Minnesota legislative races, long low-dollar affairs, have exploded into six-figure contests, with campaign spending for House and Senate seats doubling over the past decade.
Examining data from every legislative race for that period, the Star Tribune found that candidates, parties and political action committees spent nearly $24 million on Minnesota's House and Senate races in 2012. In 2002, that figure was less than $12 million.
Until 2012, only two legislative races — both in 2006 — had ever topped $500,000 in Minnesota for election spending. Last year, nine legislative races passed that milestone, while another 29 came in at more than $200,000.
In Minnesota and across the nation, legislative races are shattering all previous spending records as political groups pool their cash and bring their best data, staffing and technical resources to bear in statehouse districts.

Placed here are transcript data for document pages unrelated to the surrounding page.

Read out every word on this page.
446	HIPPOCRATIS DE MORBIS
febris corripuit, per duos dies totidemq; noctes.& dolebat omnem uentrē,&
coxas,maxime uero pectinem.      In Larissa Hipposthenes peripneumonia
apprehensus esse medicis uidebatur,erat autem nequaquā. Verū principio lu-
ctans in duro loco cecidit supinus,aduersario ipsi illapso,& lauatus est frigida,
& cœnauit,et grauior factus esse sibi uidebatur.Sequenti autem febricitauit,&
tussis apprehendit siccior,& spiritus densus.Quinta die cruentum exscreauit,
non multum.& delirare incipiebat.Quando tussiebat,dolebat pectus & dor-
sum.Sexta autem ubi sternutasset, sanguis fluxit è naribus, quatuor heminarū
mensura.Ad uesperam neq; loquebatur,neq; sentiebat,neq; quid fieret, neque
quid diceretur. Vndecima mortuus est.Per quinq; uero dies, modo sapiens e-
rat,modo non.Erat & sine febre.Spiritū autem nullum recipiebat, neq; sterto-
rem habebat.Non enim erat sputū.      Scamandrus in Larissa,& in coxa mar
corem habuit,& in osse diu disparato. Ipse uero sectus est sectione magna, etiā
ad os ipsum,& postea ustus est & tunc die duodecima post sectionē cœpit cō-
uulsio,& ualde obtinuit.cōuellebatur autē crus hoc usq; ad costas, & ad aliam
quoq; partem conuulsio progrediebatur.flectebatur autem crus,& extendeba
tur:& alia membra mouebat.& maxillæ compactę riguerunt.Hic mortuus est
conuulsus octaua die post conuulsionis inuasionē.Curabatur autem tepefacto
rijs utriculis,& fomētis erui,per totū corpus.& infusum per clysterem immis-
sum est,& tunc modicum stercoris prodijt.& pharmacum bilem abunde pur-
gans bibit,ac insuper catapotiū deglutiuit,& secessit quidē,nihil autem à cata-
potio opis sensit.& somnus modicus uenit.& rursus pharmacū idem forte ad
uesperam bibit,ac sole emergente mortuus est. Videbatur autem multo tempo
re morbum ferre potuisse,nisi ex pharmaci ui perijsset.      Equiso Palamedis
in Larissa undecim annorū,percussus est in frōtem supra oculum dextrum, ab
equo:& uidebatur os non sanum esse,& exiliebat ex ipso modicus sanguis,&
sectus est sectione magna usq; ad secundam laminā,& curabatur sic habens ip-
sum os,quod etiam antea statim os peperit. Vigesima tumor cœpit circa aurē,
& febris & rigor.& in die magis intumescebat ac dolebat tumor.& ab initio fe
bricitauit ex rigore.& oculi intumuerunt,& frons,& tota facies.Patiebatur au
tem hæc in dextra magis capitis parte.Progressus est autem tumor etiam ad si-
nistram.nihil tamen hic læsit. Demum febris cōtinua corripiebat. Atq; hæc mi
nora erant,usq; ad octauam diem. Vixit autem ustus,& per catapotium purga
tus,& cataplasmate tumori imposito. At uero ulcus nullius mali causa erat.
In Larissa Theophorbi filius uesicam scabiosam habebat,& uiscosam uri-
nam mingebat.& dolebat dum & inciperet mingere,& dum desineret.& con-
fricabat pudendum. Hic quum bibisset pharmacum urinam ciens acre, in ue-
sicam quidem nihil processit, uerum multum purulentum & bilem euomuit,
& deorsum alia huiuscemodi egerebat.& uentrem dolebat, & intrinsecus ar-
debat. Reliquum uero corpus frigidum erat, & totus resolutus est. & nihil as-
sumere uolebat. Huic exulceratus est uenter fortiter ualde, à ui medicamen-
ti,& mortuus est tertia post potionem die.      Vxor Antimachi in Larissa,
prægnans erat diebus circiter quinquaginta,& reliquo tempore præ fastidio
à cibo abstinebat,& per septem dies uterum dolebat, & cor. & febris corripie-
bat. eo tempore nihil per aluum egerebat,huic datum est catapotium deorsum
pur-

Much of that is driven not by the candidates, but by political action committees and parties.
The choice for political interests is clear: They can spend millions on high-stakes congressional races, win a few seats and still see Congress mired in gridlock. Spend those millions on legislative contests, and they can get quick change and massive state-by-state results.
Partly because of this shift in strategy, more state Capitols are controlled by a single party than at any time in modern history.
"You can take that same amount of money and you can, literally, as we saw here in Minnesota, flip entire legislatures in one election cycle," said Keith Downey, chairman of the Minnesota Republican Party.